After the update, all testflinger deployments now fail seemingly because apparently the partition IDs have been changed. Looking at a dump of this machine via the MAAS CLI, the disk ID has remained the same but the partition IDs are now all it the 16,000s:
bladernr@weavile:~$ maas bladernr partitions read 8pk6f8 216
Success.
Machine-readable output follows:
[
{
"uuid": "b838b3db-
"size": 1599778848768,
"bootable": false,
"tags": [],
"used_for": "ext4 formatted filesystem mounted at /",
"type": "partition",
"path": "/dev/disk/
"uuid": "21aa8167-
},
"id": 16153,
},
{
"uuid": "94256eca-
"size": 536870912,
"bootable": false,
"tags": [],
"used_for": "fat32 formatted filesystem mounted at /boot/efi",
"type": "partition",
"path": "/dev/disk/
"uuid": "1b93141c-
},
"id": 16152,
}
]
I am pretty sure that testflinger is failing because it expects to see a partition ID of 882 and 883 on disk 216, but those no longer exist.

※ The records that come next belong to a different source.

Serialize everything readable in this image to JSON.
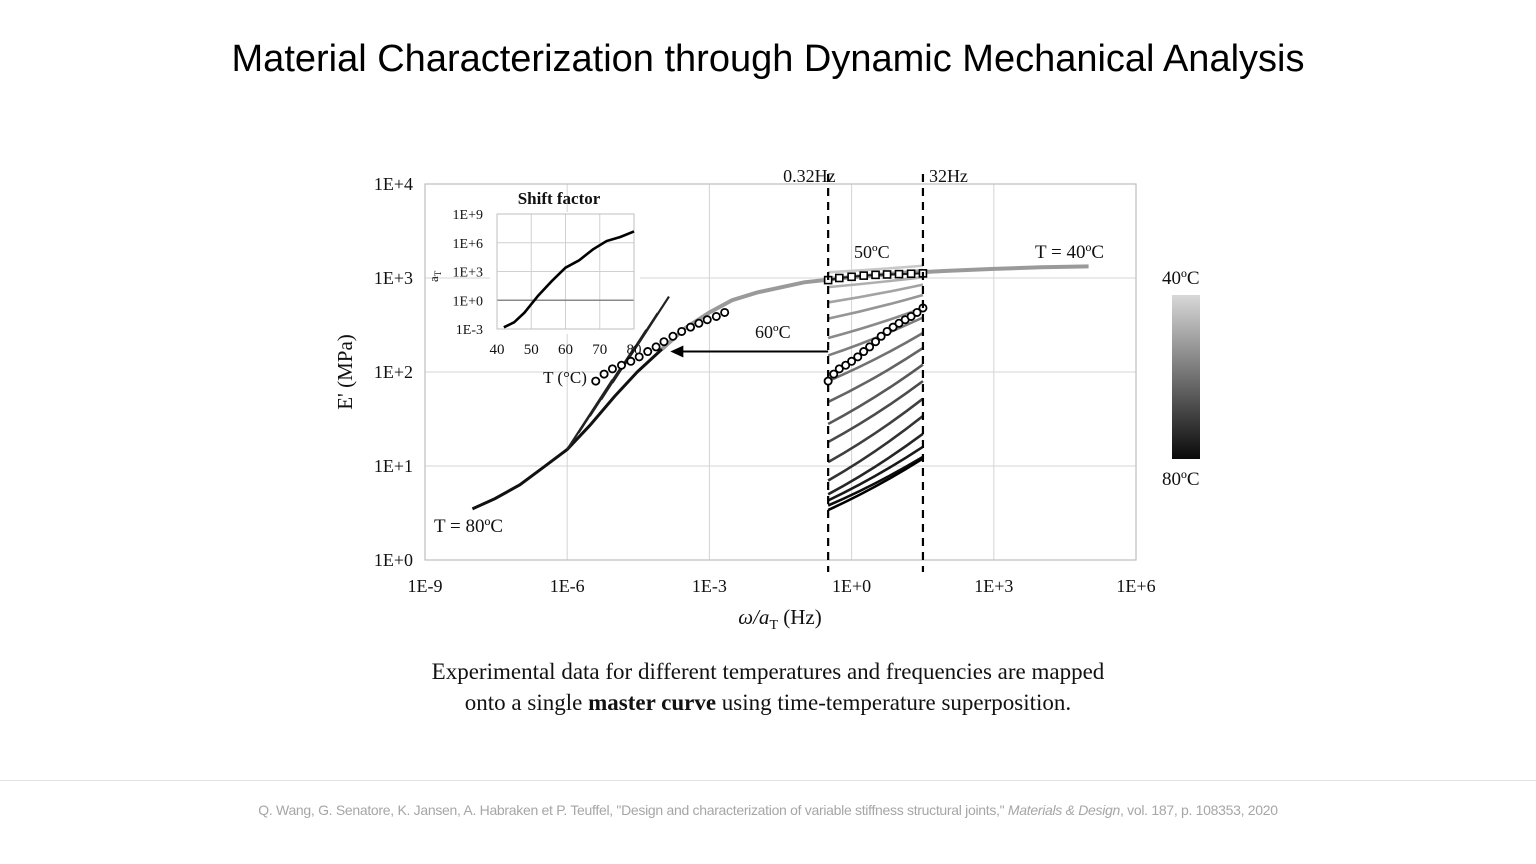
{
  "slide": {
    "title": "Material Characterization through Dynamic Mechanical Analysis",
    "caption": {
      "part1": "Experimental data for different temperatures and frequencies are mapped",
      "part2": "onto a single ",
      "bold": "master curve",
      "part3": " using time-temperature superposition."
    },
    "citation": {
      "prefix": "Q. Wang, G. Senatore, K. Jansen, A. Habraken et P. Teuffel, \"Design and characterization of variable stiffness structural joints,\" ",
      "journal": "Materials & Design",
      "suffix": ", vol. 187, p. 108353, 2020"
    }
  },
  "chart_data": [
    {
      "type": "line",
      "xlabel_main": "ω/a",
      "xlabel_sub": "T",
      "xlabel_unit": " (Hz)",
      "ylabel": "E'  (MPa)",
      "x_scale": "log",
      "y_scale": "log",
      "xlim": [
        1e-09,
        1000000.0
      ],
      "ylim": [
        1,
        10000
      ],
      "x_ticks": [
        {
          "value": 1e-09,
          "label": "1E-9"
        },
        {
          "value": 1e-06,
          "label": "1E-6"
        },
        {
          "value": 0.001,
          "label": "1E-3"
        },
        {
          "value": 1,
          "label": "1E+0"
        },
        {
          "value": 1000.0,
          "label": "1E+3"
        },
        {
          "value": 1000000.0,
          "label": "1E+6"
        }
      ],
      "y_ticks": [
        {
          "value": 1,
          "label": "1E+0"
        },
        {
          "value": 10,
          "label": "1E+1"
        },
        {
          "value": 100,
          "label": "1E+2"
        },
        {
          "value": 1000,
          "label": "1E+3"
        },
        {
          "value": 10000,
          "label": "1E+4"
        }
      ],
      "grid": true,
      "frequency_lines": [
        {
          "label": "0.32Hz",
          "x": 0.32
        },
        {
          "label": "32Hz",
          "x": 32
        }
      ],
      "master_curve": {
        "x": [
          1e-08,
          3e-08,
          1e-07,
          3e-07,
          1e-06,
          3e-06,
          1e-05,
          3e-05,
          0.0001,
          0.0003,
          0.001,
          0.003,
          0.01,
          0.1,
          1,
          10,
          100,
          1000,
          10000.0,
          100000.0
        ],
        "y": [
          3.5,
          4.5,
          6.3,
          9.5,
          15,
          27,
          55,
          100,
          175,
          290,
          430,
          580,
          700,
          900,
          1020,
          1120,
          1190,
          1250,
          1300,
          1330
        ]
      },
      "raw_curves_y_at_032Hz": [
        1150,
        1000,
        800,
        550,
        370,
        230,
        150,
        80,
        48,
        28,
        18,
        11,
        7,
        5,
        4.3,
        3.8,
        3.4
      ],
      "raw_curves_y_at_32Hz": [
        1350,
        1220,
        1020,
        850,
        660,
        480,
        380,
        260,
        180,
        120,
        80,
        52,
        34,
        22,
        16,
        12.5,
        12
      ],
      "marked_curve_50C": {
        "x": [
          0.32,
          0.55,
          1,
          1.8,
          3.2,
          5.6,
          10,
          18,
          32
        ],
        "y": [
          950,
          1000,
          1030,
          1060,
          1080,
          1090,
          1100,
          1110,
          1120
        ]
      },
      "marked_curve_60C_raw": {
        "x": [
          0.32,
          0.42,
          0.55,
          0.75,
          1,
          1.35,
          1.8,
          2.4,
          3.2,
          4.2,
          5.6,
          7.5,
          10,
          13.5,
          18,
          24,
          32
        ],
        "y": [
          80,
          95,
          108,
          118,
          130,
          145,
          165,
          185,
          210,
          240,
          270,
          300,
          330,
          360,
          390,
          430,
          480
        ]
      },
      "marked_curve_60C_shifted": {
        "x": [
          4e-06,
          6e-06,
          9e-06,
          1.4e-05,
          2.2e-05,
          3.3e-05,
          5e-05,
          7.5e-05,
          0.00011,
          0.00017,
          0.00026,
          0.0004,
          0.0006,
          0.0009,
          0.0014,
          0.0021
        ],
        "y": [
          80,
          95,
          108,
          118,
          130,
          145,
          165,
          185,
          210,
          240,
          270,
          300,
          330,
          360,
          390,
          430
        ]
      },
      "shift_arrow": {
        "label": "60ºC",
        "from_x": 0.32,
        "to_x": 0.00015,
        "y": 165
      },
      "annotations": [
        {
          "text": "T = 40ºC"
        },
        {
          "text": "T = 80ºC"
        },
        {
          "text": "50ºC"
        }
      ],
      "colorbar": {
        "top_label": "40ºC",
        "bottom_label": "80ºC",
        "top_color": "#d8d8d8",
        "bottom_color": "#0a0a0a"
      }
    },
    {
      "type": "line",
      "title": "Shift factor",
      "xlabel": "T (°C)",
      "ylabel_main": "a",
      "ylabel_sub": "T",
      "y_scale": "log",
      "xlim": [
        40,
        80
      ],
      "ylim": [
        0.001,
        1000000000.0
      ],
      "x_ticks": [
        40,
        50,
        60,
        70,
        80
      ],
      "y_ticks": [
        {
          "value": 0.001,
          "label": "1E-3"
        },
        {
          "value": 1,
          "label": "1E+0"
        },
        {
          "value": 1000,
          "label": "1E+3"
        },
        {
          "value": 1000000.0,
          "label": "1E+6"
        },
        {
          "value": 1000000000.0,
          "label": "1E+9"
        }
      ],
      "grid": true,
      "x": [
        42,
        45,
        48,
        52,
        56,
        60,
        64,
        68,
        72,
        76,
        80
      ],
      "y": [
        0.0015,
        0.005,
        0.05,
        3,
        100,
        2500,
        15000,
        200000,
        1500000,
        4000000,
        15000000
      ]
    }
  ]
}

Should we expect the partition IDs to change every time MAAS is updated, or is this a weird bug this time around (I don't think we've updated MAAS since we implemented the disk layout in testflinger, so it's possible this has always been the case and we just never had a problem with it before).
Note, the only thing that has changed on our end was the MAAS snap update to 3.4.0, we did not update anything in the testflinger agents from yesterday to today, so I'm reasonably certain this is the root cause here, at least from what I have seen over the last 30 minutes or so of poking at this.
Changed in maas: | |
milestone: | 3.4.x → 3.5.x |
tags: | added: bug-council |
tags: | removed: bug-council |
We need to confirm that an upgrade from 3.3.x to 3.4.0-rc2 changes partition IDs, and re-triage this issue after having this outcome.